In some examples, the push information platform 102 is based on content recommendation when obtaining the related recommended media content, and takes the media content with the keyword information related score meeting the threshold condition as the related recommended media content according to the keyword information of the media content being browsed by the user. The current content-based recommendations suffer from the following drawbacks: the quality of recommended media content is difficult to guarantee by simply depending on content correlation, and old texts and other situations affecting user experience are easy to occur on the recommendation of articles in time administration, for example.
Based on the above technical problem, the present application provides a media content recommendation method, which can be applied to the push information platform 102, as shown in fig. 3, and the method includes the following steps:
step 301: and acquiring user access records of each media content in a preset time period, determining and storing a first similarity between every two media contents according to the user access records, wherein the first similarity represents the similarity of access users of the two media contents.
In this step, the user access record of each media content is obtained first, and the access records of all users to each media content in the latest predetermined time period are obtained. When a terminal user accesses an application server by using the application client 101, the application client 101 reports access behavior data of the user to the application server 103, and the application server 103 stores the access behavior data of the user in the user access record database 104. In this step, the application server 103 obtains access records of all users to each media content in a predetermined time period from the user access record database.
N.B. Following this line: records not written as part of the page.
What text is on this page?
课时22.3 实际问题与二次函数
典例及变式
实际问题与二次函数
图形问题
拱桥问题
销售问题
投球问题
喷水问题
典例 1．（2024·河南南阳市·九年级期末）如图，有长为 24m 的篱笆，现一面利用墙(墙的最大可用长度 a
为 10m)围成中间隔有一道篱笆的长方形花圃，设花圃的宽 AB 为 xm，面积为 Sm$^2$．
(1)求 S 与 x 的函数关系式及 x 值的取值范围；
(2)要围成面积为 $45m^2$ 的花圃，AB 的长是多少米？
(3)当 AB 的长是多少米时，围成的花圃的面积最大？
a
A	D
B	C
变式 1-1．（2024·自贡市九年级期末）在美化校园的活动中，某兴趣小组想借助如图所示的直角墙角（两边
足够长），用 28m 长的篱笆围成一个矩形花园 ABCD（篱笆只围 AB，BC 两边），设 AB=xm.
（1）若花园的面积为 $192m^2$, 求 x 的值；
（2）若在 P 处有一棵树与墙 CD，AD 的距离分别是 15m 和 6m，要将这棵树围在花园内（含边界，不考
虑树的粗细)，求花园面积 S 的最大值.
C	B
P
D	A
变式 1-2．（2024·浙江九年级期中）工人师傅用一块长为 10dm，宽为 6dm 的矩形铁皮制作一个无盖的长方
The behavioral record data format of each user may be (user a, media content 1, media content 3, media content 5, …), where user a may be the user ID of the user, which may include, for example, various accounts used by user a registered on various APP, websites, such as: an instant messaging number such as QQ, an e-mail address, a WeChat account, a microblog account, a Taobao account and the like.
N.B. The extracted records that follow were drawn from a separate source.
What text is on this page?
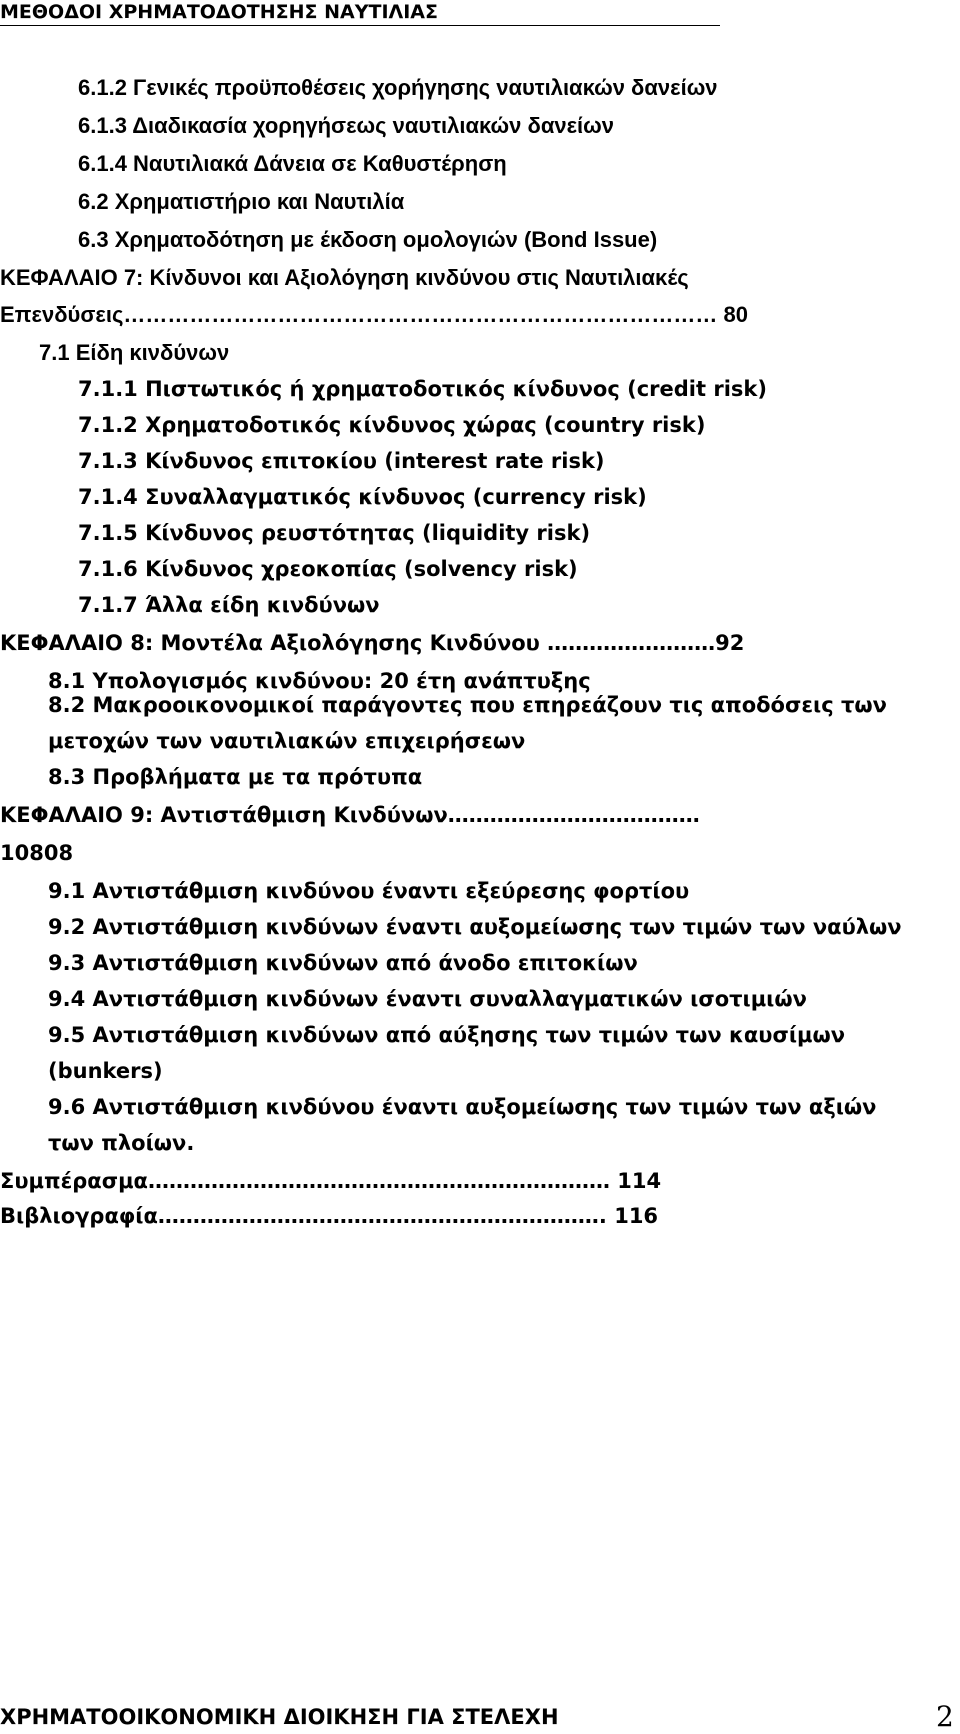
ΜΕΘΟΔΟΙ ΧΡΗΜΑΤΟΔΟΤΗΣΗΣ ΝΑΥΤΙΛΙΑΣ
6.1.2 Γενικές προϋποθέσεις χορήγησης ναυτιλιακών δανείων
6.1.3 Διαδικασία χορηγήσεως ναυτιλιακών δανείων
6.1.4 Ναυτιλιακά Δάνεια σε Καθυστέρηση
6.2 Χρηματιστήριο και Ναυτιλία
6.3 Χρηματοδότηση με έκδοση ομολογιών (Bond Issue)
ΚΕΦΑΛΑΙΟ 7: Κίνδυνοι και Αξιολόγηση κινδύνου στις Ναυτιλιακές
Επενδύσεις……………………………………………………………………… 80
7.1 Είδη κινδύνων
7.1.1 Πιστωτικός ή χρηματοδοτικός κίνδυνος (credit risk)
7.1.2 Χρηματοδοτικός κίνδυνος χώρας (country risk)
7.1.3 Κίνδυνος επιτοκίου (interest rate risk)
7.1.4 Συναλλαγματικός κίνδυνος (currency risk)
7.1.5 Κίνδυνος ρευστότητας (liquidity risk)
7.1.6 Κίνδυνος χρεοκοπίας (solvency risk)
7.1.7 Άλλα είδη κινδύνων
ΚΕΦΑΛΑΙΟ 8: Μοντέλα Αξιολόγησης Κινδύνου ……………………92
8.1 Υπολογισμός κινδύνου: 20 έτη ανάπτυξης
8.2 Μακροοικονομικοί παράγοντες που επηρεάζουν τις αποδόσεις των
μετοχών των ναυτιλιακών επιχειρήσεων
8.3 Προβλήματα με τα πρότυπα
ΚΕΦΑΛΑΙΟ 9: Αντιστάθμιση Κινδύνων………………………………
10808
9.1 Αντιστάθμιση κινδύνου έναντι εξεύρεσης φορτίου
9.2 Αντιστάθμιση κινδύνων έναντι αυξομείωσης των τιμών των ναύλων
9.3 Αντιστάθμιση κινδύνων από άνοδο επιτοκίων
9.4 Αντιστάθμιση κινδύνων έναντι συναλλαγματικών ισοτιμιών
9.5 Αντιστάθμιση κινδύνων από αύξησης των τιμών των καυσίμων
(bunkers)
9.6 Αντιστάθμιση κινδύνου έναντι αυξομείωσης των τιμών των αξιών
των πλοίων.
Συμπέρασμα………………………………………………………… 114
Βιβλιογραφία………………………………………………………. 116
ΧΡΗΜΑΤΟΟΙΚΟΝΟΜΙΚΗ ΔΙΟΙΚΗΣΗ ΓΙΑ ΣΤΕΛΕΧΗ	2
In some examples, dirty data is filtered after obtaining a user access record for each media content, such as by removing access records that are significantly non-user-behaving and/or access records that are less influential to users from the obtained user access record. The access record of the apparent non-user behavior refers to the access behavior record of some machines accessing a large amount of media content within a predetermined time period, beyond the range of the access capability of normal users. The access record of the user with small influence refers to the access record of the user with small access amount of the media content in a preset time period, such as the access record of the user with only one media content in 12 hours. The first similarity of every two media contents is calculated based on the first-level classification of the media contents on the basis of effectively filtering dirty data, and the first similarity between any two media contents is not calculated but calculated between the media contents under the same first-level classification because the media contents under the same first-level classification have larger correlation and the media contents under different first-level classifications have smaller correlation. For example, for news media content, the first category of the news media content may include sports, current news, entertainment, finance, etc., for example, two news with the first category being sports have a greater relevance, and thus a first similarity between two news with the first category being sports is calculated. However, the news classified into sports at the first level and the news classified into news of the political affairs are generally less relevant, so that the first similarity is not calculated between the news under different first-level classifications, and the calculation efficiency is improved.
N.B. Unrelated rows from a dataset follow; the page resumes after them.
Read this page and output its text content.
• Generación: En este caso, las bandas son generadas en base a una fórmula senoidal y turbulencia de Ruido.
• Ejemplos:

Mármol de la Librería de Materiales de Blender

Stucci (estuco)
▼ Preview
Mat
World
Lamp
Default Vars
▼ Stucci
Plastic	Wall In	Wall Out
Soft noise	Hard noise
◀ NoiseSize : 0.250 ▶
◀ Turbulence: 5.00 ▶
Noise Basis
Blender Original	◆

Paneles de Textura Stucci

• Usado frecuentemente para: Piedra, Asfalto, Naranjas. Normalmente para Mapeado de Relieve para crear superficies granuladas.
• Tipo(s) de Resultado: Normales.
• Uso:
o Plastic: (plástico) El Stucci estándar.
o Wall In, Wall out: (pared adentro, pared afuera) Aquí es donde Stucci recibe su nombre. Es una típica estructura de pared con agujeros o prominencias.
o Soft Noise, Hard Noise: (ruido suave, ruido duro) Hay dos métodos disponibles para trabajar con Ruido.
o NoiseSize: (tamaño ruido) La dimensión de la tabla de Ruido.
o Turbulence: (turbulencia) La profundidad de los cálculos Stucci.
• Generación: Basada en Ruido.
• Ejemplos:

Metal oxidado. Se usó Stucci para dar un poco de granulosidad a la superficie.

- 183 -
Step 302: receiving a media content recommendation request sent by an application client, wherein when a first media content in the media contents is accessed by a user in the application client, the application client sends the media content recommendation request.
When a user accesses first media content using the application client 101, the application client 101 sends a message of a media content recommendation request to the push information platform 102.
Step 303: and responding to the media content recommendation request, acquiring the first similarity between each second media content and the first media content from the stored first similarities, and taking each second media content with the first media content of which the first similarity exceeds a first preset threshold as candidate media content.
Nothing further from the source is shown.